- Born: 5 May 1958 Kasungu District
- Died: 3 September 2020 (aged 62)
- Education: evening courses at Malawi Polytechnic
- Employer: National Bank
- Known for: Minister for Disability
- Spouse: Gibson Kachaje

= Rachel Kachaje =

Malawian disability activist and politician

Rachel Kachaje (5 May 1958 – 3 September 2020) was a Malawian disability activist. She became Malawi's minister for disability in 2013.

==Life==
Kachaje was born in 1958 in Linga Village in Kasungu District. She lost her ability to walk when she was three due to polio. Her parents could not afford a wheelchair so she was carried to Kanjedza Primary School by her mother or one of her seven siblings. Her father worked for the Malawi Broadcasting Corporation and her mother brewed Kachasu.

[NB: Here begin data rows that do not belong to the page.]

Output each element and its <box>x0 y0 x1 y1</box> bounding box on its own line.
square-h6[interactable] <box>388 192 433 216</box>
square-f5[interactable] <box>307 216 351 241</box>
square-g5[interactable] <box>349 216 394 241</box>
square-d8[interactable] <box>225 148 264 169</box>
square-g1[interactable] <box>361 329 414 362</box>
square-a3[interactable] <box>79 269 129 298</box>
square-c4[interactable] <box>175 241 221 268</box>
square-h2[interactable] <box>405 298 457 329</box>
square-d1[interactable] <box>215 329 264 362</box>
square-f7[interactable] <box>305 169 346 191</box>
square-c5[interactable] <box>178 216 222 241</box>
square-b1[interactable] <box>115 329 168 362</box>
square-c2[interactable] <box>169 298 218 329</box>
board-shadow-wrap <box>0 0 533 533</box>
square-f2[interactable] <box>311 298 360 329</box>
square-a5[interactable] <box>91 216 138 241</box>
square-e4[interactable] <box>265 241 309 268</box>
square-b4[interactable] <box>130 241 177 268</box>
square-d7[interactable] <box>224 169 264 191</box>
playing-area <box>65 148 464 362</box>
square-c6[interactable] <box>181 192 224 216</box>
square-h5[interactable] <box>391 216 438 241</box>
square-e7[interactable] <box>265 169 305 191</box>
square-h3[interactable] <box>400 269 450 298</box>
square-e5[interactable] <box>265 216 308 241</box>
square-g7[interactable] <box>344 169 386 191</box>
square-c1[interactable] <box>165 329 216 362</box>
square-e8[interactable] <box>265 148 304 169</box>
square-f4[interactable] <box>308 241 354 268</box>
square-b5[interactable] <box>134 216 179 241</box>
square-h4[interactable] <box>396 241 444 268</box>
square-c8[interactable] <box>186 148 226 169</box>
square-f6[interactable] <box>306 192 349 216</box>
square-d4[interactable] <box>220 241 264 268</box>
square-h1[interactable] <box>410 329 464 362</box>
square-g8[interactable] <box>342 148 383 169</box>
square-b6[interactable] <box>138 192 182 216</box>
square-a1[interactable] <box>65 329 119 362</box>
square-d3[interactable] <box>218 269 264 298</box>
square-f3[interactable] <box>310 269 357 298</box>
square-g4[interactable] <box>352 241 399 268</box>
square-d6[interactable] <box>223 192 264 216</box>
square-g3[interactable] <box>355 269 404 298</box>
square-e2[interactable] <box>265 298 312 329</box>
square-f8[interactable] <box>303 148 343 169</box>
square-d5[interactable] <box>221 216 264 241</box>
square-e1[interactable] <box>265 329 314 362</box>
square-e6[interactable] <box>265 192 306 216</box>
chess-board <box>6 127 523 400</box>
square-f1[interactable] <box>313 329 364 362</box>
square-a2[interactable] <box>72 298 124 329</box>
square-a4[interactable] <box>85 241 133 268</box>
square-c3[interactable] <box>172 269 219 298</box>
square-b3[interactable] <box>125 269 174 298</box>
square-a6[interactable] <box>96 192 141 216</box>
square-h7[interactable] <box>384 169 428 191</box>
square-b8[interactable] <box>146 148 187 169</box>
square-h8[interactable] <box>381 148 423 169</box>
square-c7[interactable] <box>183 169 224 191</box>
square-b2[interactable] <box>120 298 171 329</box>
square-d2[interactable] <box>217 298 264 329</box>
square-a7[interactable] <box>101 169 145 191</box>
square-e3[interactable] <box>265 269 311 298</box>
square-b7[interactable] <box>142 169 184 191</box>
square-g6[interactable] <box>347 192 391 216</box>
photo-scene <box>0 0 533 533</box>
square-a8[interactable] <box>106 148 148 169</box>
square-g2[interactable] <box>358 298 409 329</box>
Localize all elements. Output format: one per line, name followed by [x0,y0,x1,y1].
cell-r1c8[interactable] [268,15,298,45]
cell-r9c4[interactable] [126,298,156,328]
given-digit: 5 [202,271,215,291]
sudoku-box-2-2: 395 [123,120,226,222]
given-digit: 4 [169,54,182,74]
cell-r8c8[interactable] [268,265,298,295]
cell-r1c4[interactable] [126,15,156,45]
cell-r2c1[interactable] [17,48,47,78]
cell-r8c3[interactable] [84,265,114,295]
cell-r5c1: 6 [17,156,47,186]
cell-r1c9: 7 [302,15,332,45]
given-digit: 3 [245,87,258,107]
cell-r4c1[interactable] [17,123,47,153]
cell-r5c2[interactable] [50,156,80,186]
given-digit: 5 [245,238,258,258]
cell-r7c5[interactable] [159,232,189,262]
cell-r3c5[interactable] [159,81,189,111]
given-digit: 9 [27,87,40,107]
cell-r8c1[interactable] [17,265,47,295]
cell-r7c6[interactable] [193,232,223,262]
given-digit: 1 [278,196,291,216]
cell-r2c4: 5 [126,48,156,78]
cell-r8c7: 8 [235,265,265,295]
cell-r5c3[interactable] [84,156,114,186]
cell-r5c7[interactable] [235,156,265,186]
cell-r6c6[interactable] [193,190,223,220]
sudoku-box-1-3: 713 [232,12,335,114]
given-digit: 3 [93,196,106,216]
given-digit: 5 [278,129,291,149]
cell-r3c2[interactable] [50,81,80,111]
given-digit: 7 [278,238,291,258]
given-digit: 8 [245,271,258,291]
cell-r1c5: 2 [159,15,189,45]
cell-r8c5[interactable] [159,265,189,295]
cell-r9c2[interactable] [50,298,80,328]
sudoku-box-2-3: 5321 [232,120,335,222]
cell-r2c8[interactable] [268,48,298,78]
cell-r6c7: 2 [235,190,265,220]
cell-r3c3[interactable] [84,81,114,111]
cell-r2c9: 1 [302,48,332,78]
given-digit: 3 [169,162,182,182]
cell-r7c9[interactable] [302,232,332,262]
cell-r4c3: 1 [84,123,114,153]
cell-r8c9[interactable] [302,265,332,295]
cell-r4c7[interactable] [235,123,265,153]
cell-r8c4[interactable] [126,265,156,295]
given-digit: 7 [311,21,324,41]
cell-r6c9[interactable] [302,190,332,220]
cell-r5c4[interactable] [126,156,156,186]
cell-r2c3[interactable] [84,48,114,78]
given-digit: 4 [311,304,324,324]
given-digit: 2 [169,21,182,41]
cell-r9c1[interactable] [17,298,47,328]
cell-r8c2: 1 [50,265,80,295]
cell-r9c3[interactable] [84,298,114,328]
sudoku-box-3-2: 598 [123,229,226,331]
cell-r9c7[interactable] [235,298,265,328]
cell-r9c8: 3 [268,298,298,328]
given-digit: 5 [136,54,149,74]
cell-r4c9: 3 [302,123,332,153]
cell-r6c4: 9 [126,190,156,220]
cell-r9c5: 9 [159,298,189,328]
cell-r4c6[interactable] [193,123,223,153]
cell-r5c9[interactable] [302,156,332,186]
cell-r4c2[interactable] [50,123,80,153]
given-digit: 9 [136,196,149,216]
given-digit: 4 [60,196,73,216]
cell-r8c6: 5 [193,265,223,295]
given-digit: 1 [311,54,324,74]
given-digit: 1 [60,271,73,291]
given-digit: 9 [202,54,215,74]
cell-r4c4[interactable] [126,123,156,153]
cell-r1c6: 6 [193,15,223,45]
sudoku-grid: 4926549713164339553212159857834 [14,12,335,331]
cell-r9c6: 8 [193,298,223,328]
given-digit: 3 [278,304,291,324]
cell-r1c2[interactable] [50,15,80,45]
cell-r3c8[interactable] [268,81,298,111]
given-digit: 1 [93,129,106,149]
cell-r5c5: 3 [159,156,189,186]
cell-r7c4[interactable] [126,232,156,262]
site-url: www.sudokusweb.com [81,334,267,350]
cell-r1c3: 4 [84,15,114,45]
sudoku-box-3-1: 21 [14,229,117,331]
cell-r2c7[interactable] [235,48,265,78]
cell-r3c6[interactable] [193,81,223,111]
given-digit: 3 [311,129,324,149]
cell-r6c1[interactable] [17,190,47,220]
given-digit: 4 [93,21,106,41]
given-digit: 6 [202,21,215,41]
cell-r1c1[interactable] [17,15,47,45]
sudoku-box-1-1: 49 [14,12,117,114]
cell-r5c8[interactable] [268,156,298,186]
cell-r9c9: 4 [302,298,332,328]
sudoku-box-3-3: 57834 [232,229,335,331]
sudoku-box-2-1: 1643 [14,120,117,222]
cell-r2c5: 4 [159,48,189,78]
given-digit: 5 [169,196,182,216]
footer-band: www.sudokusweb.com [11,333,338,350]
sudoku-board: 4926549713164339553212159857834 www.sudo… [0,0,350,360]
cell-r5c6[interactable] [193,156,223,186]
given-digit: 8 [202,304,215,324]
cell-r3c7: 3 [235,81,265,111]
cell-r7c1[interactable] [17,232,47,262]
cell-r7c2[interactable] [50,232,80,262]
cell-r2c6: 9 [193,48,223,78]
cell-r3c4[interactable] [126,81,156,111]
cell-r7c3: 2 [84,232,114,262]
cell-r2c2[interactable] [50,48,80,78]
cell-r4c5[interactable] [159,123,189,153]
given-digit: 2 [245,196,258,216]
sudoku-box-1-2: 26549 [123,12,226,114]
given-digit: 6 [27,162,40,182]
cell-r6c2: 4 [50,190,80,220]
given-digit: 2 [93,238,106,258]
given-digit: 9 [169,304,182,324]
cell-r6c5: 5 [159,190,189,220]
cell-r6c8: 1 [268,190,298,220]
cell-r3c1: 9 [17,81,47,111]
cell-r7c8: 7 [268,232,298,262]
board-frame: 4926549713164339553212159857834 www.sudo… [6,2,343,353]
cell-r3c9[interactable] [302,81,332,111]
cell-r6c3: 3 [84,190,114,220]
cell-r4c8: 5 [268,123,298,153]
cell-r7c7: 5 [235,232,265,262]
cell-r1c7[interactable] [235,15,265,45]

She attended Chichiri Secondary in Blantyre after mobility issues meant that she could not exploit the place she had won at HHI Secondary School. At one point she was nearly drowned after she set out to pull herself across a river using the remains of a washed away bridge.

She stayed at home for a year after she failed to get to university. She was first employed by the National Bank who got her details from a failed application to the Malawi Council for the Handicapped. She worked as a telephone operator, but her ambition led her to apply to Malawi Polytechnic. She took various evening courses but her success did not automatically lead to promotion.

In 2001 she joined the Southern African Federation of the Disabled and in the following year she became their first woman chair. In 2002 she co-founded Disability Women in Africa.

Joyce Banda became Malawi's first woman President and she chose Kacheje to be the Minister of Disability and Elderly Affairs in 2013 even though she was not an elected politician.

She died in 2020 and she was buried with military honours. Joyce Banda spoke at her funeral. She missed out on receiving an honorary degree from Stellenbosch University that was scheduled for December 2020. That years virtual Afrinead conference was dedicated to her memory.

==Personal life==
She married Gibson Kachaje from Nsalu in Lilongwe in 1986.